“Os he escrito por carta, que no os juntéis con los fornicarios… con ninguno que llamándose hermano, fuere fornicario, o avaro, o idólatra, o maldiciente, o borracho, o ladrón; con el tal ni aun comáis. Porque ¿Qué razón tendría yo para juzgar a los que están fuera? ¿No juzgáis vosotros a los que están dentro? Porque a los que están fuera, Dios juzgará” (1 Cor. 5:9-13).
Pablo está enseñando en este texto acerca de la necesidad de separarse de una persona que se llama hermano en Cristo que practica la fornicación, avaricia, idolatría, robo, maledicencia, borrachera. La fornicación, en este sentido, incluye todo sexo fuera del matrimonio: adulterio, pornografía, y todo pecado sexual. Un avaro es codicioso, mezquino, ruin, usurero, o explotador. Un idolatro es uno que mezcla el culto a Dios con el culto a los ídolos, o prácticas paganas. Un maldiciente es uno que insulta, calumnia, usas palabras sucias y corruptas e hiere con la boca. El texto hace claro que tenemos que separarnos de tales personas. ¿Por qué? Por varios motivos. Para que vean que lo que hacen está mal, para que se arrepienten, y cambien, y dejen de pecar. El segundo es para no contaminar la iglesia, es decir, para no dar la idea a los demás creyentes de la congregación que esta conducta es aceptable, y, tercero, para no dar mal testimonio a los que están fuera. El texto también dice que hemos de juzgar a los que están dentro. Sí. Esto es lo que dice. Juzgamos que esto es pecado y, por lo tanto, que no tenemos comunión con ellos.

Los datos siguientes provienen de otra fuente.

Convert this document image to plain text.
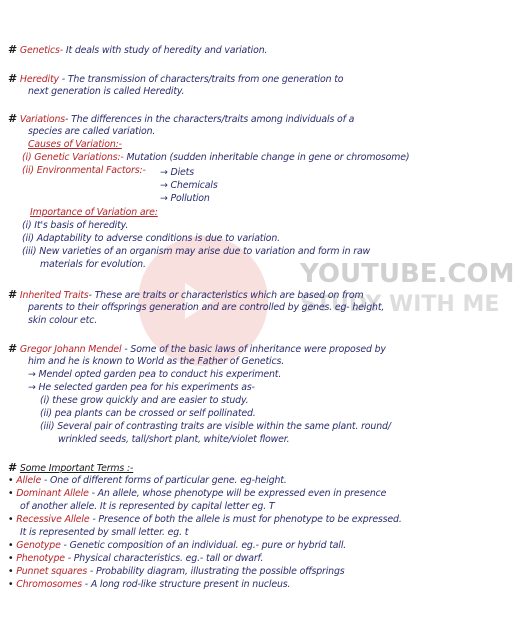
YOUTUBE.COM
STUDY WITH ME
# Genetics- It deals with study of heredity and variation.
# Heredity - The transmission of characters/traits from one generation to
next generation is called Heredity.
# Variations- The differences in the characters/traits among individuals of a
species are called variation.
Causes of Variation:-
(i) Genetic Variations:- Mutation (sudden inheritable change in gene or chromosome)
(ii) Environmental Factors:- → Diets
→ Chemicals
→ Pollution
Importance of Variation are:
(i) It's basis of heredity.
(ii) Adaptability to adverse conditions is due to variation.
(iii) New varieties of an organism may arise due to variation and form in raw
materials for evolution.
# Inherited Traits- These are traits or characteristics which are based on from
parents to their offsprings generation and are controlled by genes. eg- height,
skin colour etc.
# Gregor Johann Mendel - Some of the basic laws of inheritance were proposed by
him and he is known to World as the Father of Genetics.
→ Mendel opted garden pea to conduct his experiment.
→ He selected garden pea for his experiments as-
(i) these grow quickly and are easier to study.
(ii) pea plants can be crossed or self pollinated.
(iii) Several pair of contrasting traits are visible within the same plant. round/
wrinkled seeds, tall/short plant, white/violet flower.
# Some Important Terms :-
• Allele - One of different forms of particular gene. eg-height.
• Dominant Allele - An allele, whose phenotype will be expressed even in presence
of another allele. It is represented by capital letter eg. T
• Recessive Allele - Presence of both the allele is must for phenotype to be expressed.
It is represented by small letter. eg. t
• Genotype - Genetic composition of an individual. eg.- pure or hybrid tall.
• Phenotype - Physical characteristics. eg.- tall or dwarf.
• Punnet squares - Probability diagram, illustrating the possible offsprings
• Chromosomes - A long rod-like structure present in nucleus.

Ahora bien, esto en sí es bastante difícil y muchas iglesias no lo practican, ¿pero qué pasa si el ofensor es miembro de nuestra familia? ¿Qué pasa si es nuestro hijo, o hermano, o cuñado, o padre, o abuelo? Más difícil aún. Como mínimo es una separación en lo espiritual. No vas a dejar de comer con tu hijo “creyente” de 17 años que se acuesta con la novia, pero tampoco vas a participar de la mesa del Señor con él, porque no tenéis comunión con él. Hay que marcar una separación. No vas a participar de ningún acto religioso juntamente con él que dé la idea de que tú estás de acuerdo con lo que está haciendo. La idea bíblica no es que me mantengo en comunión con esta persona para mostrarle que le quiero, sino que me separo para que se arrepiente. Tampoco enseña la Biblia que me mantengo en comunión con esta persona porque todos somos pecadores y ¿quién soy yo para juzgar a mi hermano?, sino: he de juzgar a los que están dentro. Una cosa es que voy de compras con mi hija que está en una relación adúltera con un hombre que no es su marido, ¡y otra es que sirvo con ella en la iglesia! La separación es en cuanto a la iglesia. Su pecado le separa de la comunión con Dios y con los demás creyentes, y conmigo también.
Amamos a nuestra familia. No somos fanáticos. No creemos que somos más santos que nadie. Pero nuestra lealtad a Dios es primero. El Señor Jesús dijo: “He venido para poner en disensión al hombre contra su padre, a la hija contra su madre, y a la nuera contra su suegra; los enemigos del hombre serán los de su casa. El que ama a padre o madre más que a mí, no es digno de mí; el que no toma su cruz y sigue en pos de mí, no es digno de mí” (Mat. 35-38). Aquí es donde entra la cruz. Dios es nuestro primero amor. Pagamos un precio grande en angustia y dolor para ser leales a Cristo, aunque cueste el desprecio, el enfado, la burla y el sarcasmo de nuestros familiares. Ellos reaccionarán fuertemente justificándose y atacándonos por nuestra obediencia al Señor, ¡que llamarán otra cosa! Nos llamarán muchas cosas, pero nuestro deseo y motivación es que vengan al arrepentimiento, porque los amamos.